Professor Matthew Harrison

It will also aid in the determination of sampling points under the ERF method by providing maps of surface soil carbon variation. 

Another homegrown company, Hone Carbon, is involved in several grants to develop their NIR device Hone Lab Red, which is handy for soil carbon as well as grain and leaf testing.

An announcement about larger Development and Demonstration grants, expected in April had been delayed indefinitely.

In response to questions from Cosmos, a spokesperson for the Department of Climate Change, Energy, the Environment and Water says: “Remaining funding for the program will be considered by Government.”

Co-benefits, trading and trade-offs

Carbon Storage Partnership Director at the University of Tasmania, Associate Professor Matthew Harrison, is a strong advocate for building soil carbon, because there are so many benefits.
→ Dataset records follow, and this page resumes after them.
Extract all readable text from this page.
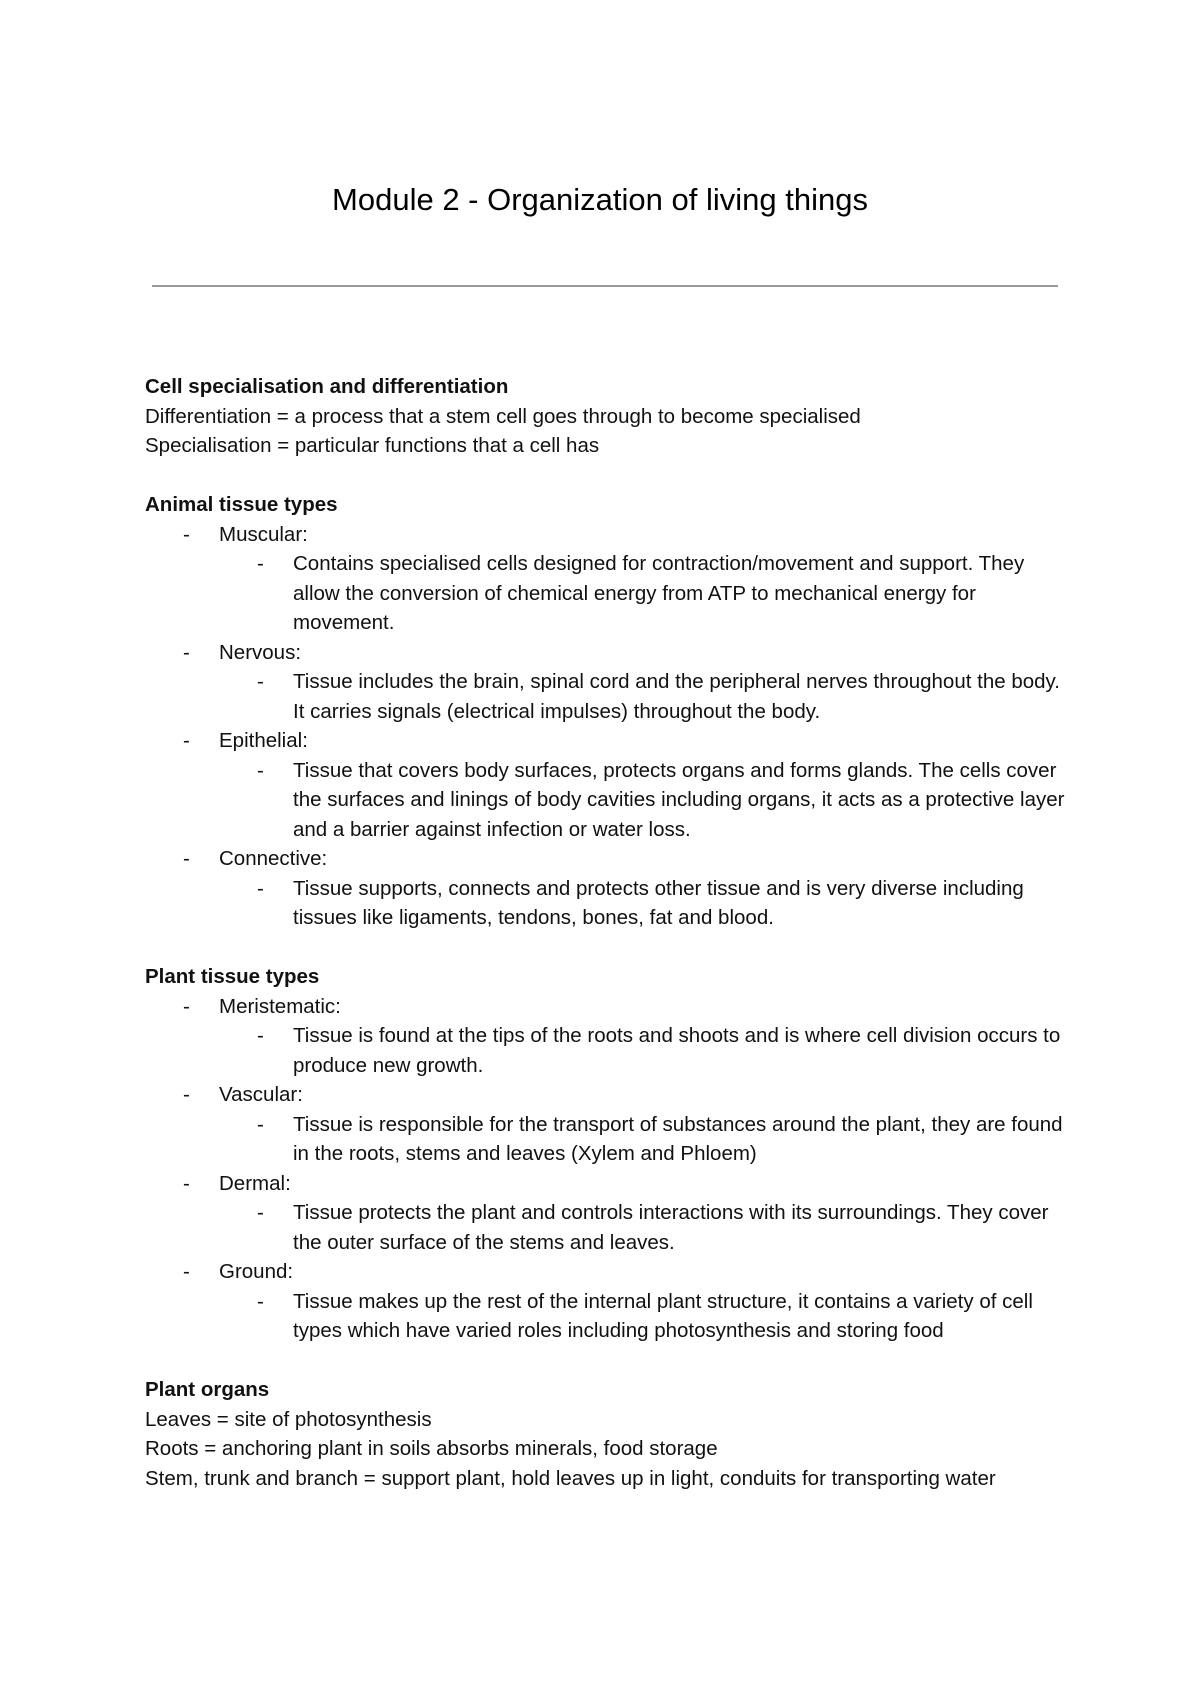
Module 2 - Organization of living things

Cell specialisation and differentiation

Differentiation = a process that a stem cell goes through to become specialised

Specialisation = particular functions that a cell has

Animal tissue types

- Muscular:
- Contains specialised cells designed for contraction/movement and support. They allow the conversion of chemical energy from ATP to mechanical energy for movement.
- Nervous:
- Tissue includes the brain, spinal cord and the peripheral nerves throughout the body. It carries signals (electrical impulses) throughout the body.
- Epithelial:
- Tissue that covers body surfaces, protects organs and forms glands. The cells cover the surfaces and linings of body cavities including organs, it acts as a protective layer and a barrier against infection or water loss.
- Connective:
- Tissue supports, connects and protects other tissue and is very diverse including tissues like ligaments, tendons, bones, fat and blood.

Plant tissue types

- Meristematic:
- Tissue is found at the tips of the roots and shoots and is where cell division occurs to produce new growth.
- Vascular:
- Tissue is responsible for the transport of substances around the plant, they are found in the roots, stems and leaves (Xylem and Phloem)
- Dermal:
- Tissue protects the plant and controls interactions with its surroundings. They cover the outer surface of the stems and leaves.
- Ground:
- Tissue makes up the rest of the internal plant structure, it contains a variety of cell types which have varied roles including photosynthesis and storing food

Plant organs

Leaves = site of photosynthesis

Roots = anchoring plant in soils absorbs minerals, food storage

Stem, trunk and branch = support plant, hold leaves up in light, conduits for transporting water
But he says it’s important to recognise there are limits – four to five per cent soil organic carbon is about the maximum – and potential pitfalls. He advises against selling credits and encourages farmers to work towards becoming a carbon neutral business instead.

“Building up soil carbon is just good practice, it results in improved productivity, improved water holding capacity, improved drought resilience, it adsorbs more nutrients and so therefore, your soils are more fertile … So that’s all good, that’s fine and that actually results in improved productivity,” Harrison says. 

“So as a practice, I would fully advocate it, but in terms of trading soil carbon for money, I probably wouldn’t go there, because soil carbon is ephemeral. It can go up for a short time for five or 10 years, but then it will probably go down again. In the long term, if you look at soil carbon, it follows climate, it follows rainfall.”